Assassin’s Creed 4: Black Flag is tremendously exciting for anybody whose interest in the series waned following the relentless trudge of yearly releases and creeping, faltering feature-progress. The freedom of an open ocean is an appealing concept not explored enough in games, and Ubisoft are genuinely promising to go from the confined, fenced-off maps of old to a single cohesive and seamless map combining oceans and shores as one glorious whole. Assassin’s Creed 4 could be Wind Waker with stylish grit, Sid Meier’s Pirates! with blood-spunking jugulars. Tellingly, the developer stopped short of promising a game entirely bereft of loading screens, but they proudly point to how fort assaults now work as an example of how the new map engine benefits the game.

In the previous game’s naval battles, you’d bombard a fortress until the mission relented and faded to black, loading up the fort’s interior and chucking you into a cutscene. In Assassin’s Creed 4 however, you’ll smash that fort to bits with your cannon, dive into the frothing, debris-peppered ocean and scale the encampment’s walls in one uninterrupted, beautiful sequence. That’s a fantastic technical achievement, if anything, but if this continuity scales across the entire game — if I can smash my ship into a harbour to frighten an NPC dog — then this will promptly overtake Brotherhood as the greatest game in the series.

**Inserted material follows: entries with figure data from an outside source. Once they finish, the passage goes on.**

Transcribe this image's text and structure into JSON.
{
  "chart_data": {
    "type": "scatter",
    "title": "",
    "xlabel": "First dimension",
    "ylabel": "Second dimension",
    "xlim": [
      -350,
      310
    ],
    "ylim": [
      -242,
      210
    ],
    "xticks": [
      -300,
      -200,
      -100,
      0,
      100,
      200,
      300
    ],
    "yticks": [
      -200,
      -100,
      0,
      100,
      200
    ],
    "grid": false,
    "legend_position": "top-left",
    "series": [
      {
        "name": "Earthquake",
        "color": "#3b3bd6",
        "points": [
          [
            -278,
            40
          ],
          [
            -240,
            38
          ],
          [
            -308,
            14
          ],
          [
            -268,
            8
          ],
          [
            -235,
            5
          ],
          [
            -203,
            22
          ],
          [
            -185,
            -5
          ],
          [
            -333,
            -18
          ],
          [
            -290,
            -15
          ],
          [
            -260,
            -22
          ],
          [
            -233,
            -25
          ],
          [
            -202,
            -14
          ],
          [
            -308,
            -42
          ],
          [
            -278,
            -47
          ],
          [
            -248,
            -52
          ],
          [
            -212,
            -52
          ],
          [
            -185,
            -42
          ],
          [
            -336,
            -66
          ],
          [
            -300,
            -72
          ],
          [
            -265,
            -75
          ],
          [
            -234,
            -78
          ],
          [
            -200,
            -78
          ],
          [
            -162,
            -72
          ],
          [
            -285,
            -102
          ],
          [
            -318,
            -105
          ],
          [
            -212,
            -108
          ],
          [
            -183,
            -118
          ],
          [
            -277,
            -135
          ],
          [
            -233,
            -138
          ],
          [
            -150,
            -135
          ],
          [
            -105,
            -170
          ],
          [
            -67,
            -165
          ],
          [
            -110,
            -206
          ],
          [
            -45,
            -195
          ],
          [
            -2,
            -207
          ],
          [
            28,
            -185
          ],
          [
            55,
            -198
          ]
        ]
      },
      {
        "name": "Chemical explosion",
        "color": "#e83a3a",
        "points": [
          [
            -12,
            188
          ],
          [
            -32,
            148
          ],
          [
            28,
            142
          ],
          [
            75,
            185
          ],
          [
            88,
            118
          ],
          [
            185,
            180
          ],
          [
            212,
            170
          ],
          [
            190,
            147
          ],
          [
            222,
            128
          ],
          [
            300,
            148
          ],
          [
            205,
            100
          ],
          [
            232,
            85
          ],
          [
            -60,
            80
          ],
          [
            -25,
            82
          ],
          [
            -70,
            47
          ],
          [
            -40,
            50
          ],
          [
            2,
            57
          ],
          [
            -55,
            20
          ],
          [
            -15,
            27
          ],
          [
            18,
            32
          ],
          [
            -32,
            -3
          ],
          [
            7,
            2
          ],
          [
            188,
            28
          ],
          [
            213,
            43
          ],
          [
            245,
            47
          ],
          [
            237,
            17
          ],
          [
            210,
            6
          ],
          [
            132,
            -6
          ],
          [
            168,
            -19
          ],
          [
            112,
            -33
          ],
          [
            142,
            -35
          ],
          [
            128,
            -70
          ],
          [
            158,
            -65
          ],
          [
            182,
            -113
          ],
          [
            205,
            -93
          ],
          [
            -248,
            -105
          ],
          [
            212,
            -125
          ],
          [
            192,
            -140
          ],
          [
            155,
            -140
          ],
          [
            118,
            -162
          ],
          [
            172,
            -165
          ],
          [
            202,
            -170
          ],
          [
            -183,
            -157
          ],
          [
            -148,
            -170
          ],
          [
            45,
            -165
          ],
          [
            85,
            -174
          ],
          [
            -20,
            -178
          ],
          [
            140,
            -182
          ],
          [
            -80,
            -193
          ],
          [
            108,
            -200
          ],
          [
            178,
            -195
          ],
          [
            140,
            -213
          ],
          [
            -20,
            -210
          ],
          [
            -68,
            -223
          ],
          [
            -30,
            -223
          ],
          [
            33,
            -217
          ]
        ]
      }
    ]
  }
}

With Assassin’s Creed 4, Ubisoft might not only be on course to create the best Assassin’s Creed game yet — this could be the greatest pirate game ever made, assuming I’m not forgetting any obvious ones. Of course, that’s as long they don’t wreck it with a six hour long tutorial and a mission in which a sassy mermaid tells you how to reduce your notoriety by tearing down wanted posters and bribing, I don’t know, talking clamshells or something.